FGM survivor calls for mothers to be educated
Speaking to healthcare professionals in London today, female genital mutilation survivor Fatuma Farah said mothers need to be educated about FGM so that their children are not subjected to the procedure
A survivor of female genital mutilation says mothers should be educated about the psychological and physical harm caused by the procedure in a bid to ‘break the cycle of abuse’.
Speaking at a conference in London today, Fatuma Farah urged health professionals to encourage women who have experienced female genital mutilation (FGM) to put an end to the abuse by having conversations with women so that they decide to save their own daughters from undergoing the practice.
Ms Farah, who is an activist and psychotherapist, said: ‘British health professionals can do a lot to stop the practice, especially psychologists. I want to say to them that this is your place to help, to have these conversations with women whose daughters are at risk. They would intervene if it was any other form of abuse, but because FGM seems “foreign” and cultural I find that they can walk on eggshells and be unsure how to approach the subject.’
Organised by the British Psychological Society’s Faculty for HIV and Sexual Health, which comprises sexual health experts from Barts Health NHS Trust, the conference is being attended by 80 clinicians from across the UK to discuss how best to support women and girls who have experienced FGM. They are also discussing how to enable women who have undergone FGM to access physical and mental healthcare support.
Ms Farah was taken by her mother to undergo FGM aged five in her native Somalia. While too young to recall much of the procedure, she remembers the pain that endured afterwards, and watching her younger sister being taken away years later for the same procedure.
She said that as a result of FGM she experiences pain when menstruating but says the procedure has done more damage to her mentally, adding that ‘as a woman I felt different, unnatural and afraid of having sex’.
She added: ‘The mental trauma of FGM led me to a successful career in psychotherapy and I now realise that my mother simply didn’t know any better.

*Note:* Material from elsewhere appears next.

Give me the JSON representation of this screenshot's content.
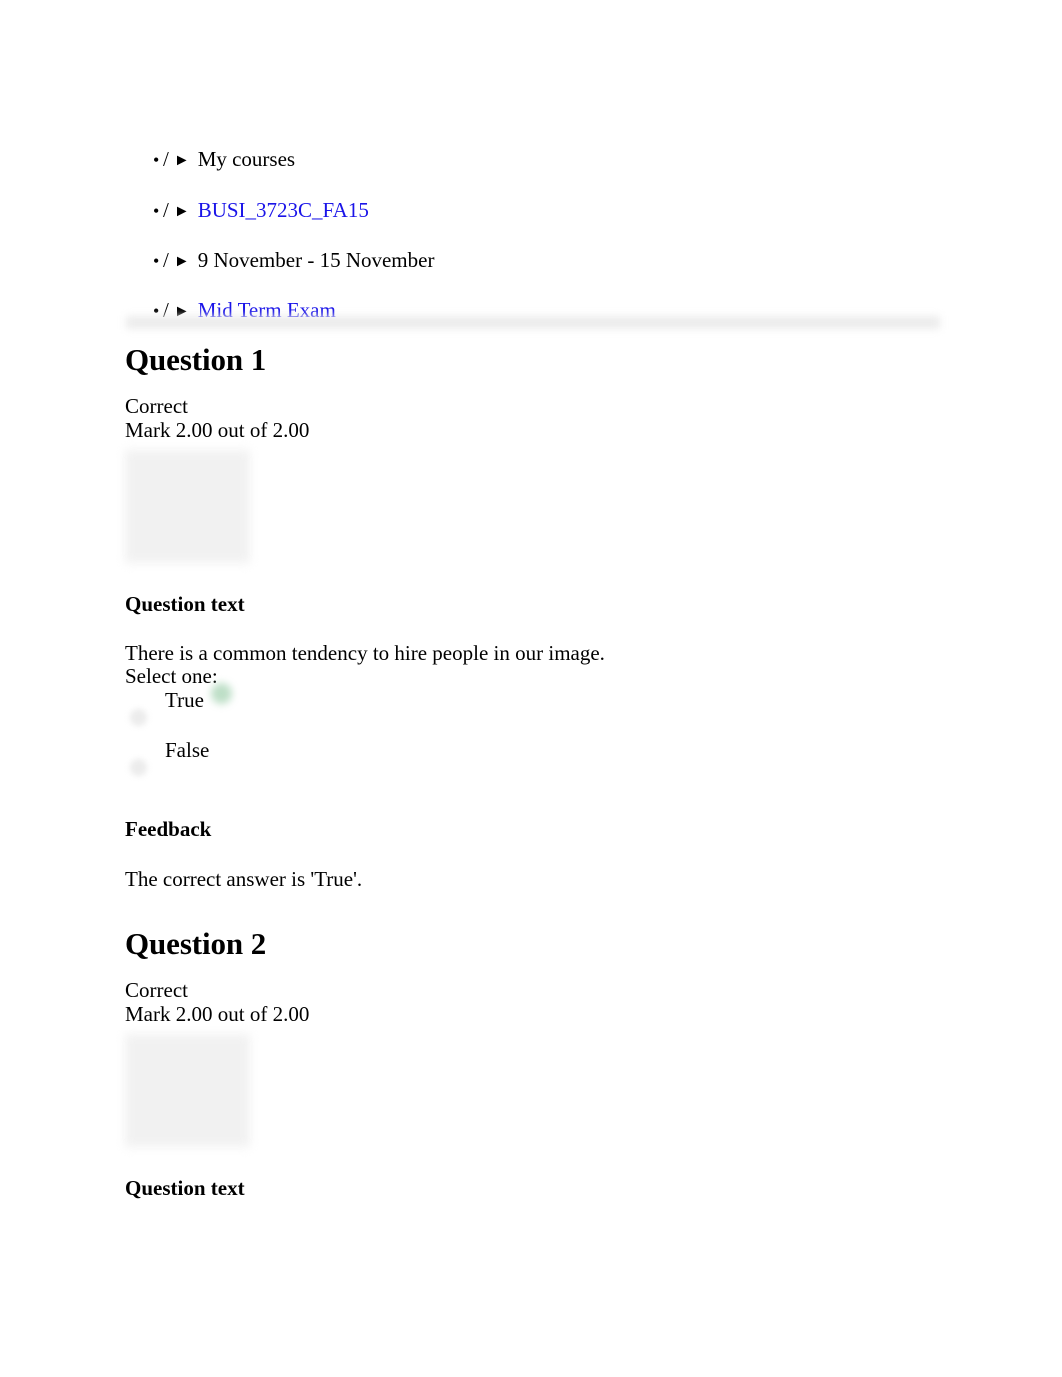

The key to end this abuse is education, to go to mothers to say don’t make your daughters feel the same pain. The mother is a victim herself and her mother before her and so on. Arresting and scaring people is good, but you need to appeal to their hearts and speak to their morals or they’ll just be afraid of the law, and that isn’t enough. We need to create change.’
It is estimated that more than 66,000 girls and women living in Britain have experienced FGM, and more than 20,000 girls under the age of 15 are at risk in the UK each year.
Barts Health NHS Trust consultant clinical psychologist Amanda O’Donovan, who is chairing the conference, said: ‘NHS clinicians in hospitals and the community are seeing more women presenting with issues relating to FGM and ending the practice is a government and UN priority. Many clinicians have expressed the need for training and support, such as how best to ask women about FGM and support those who have experienced it.’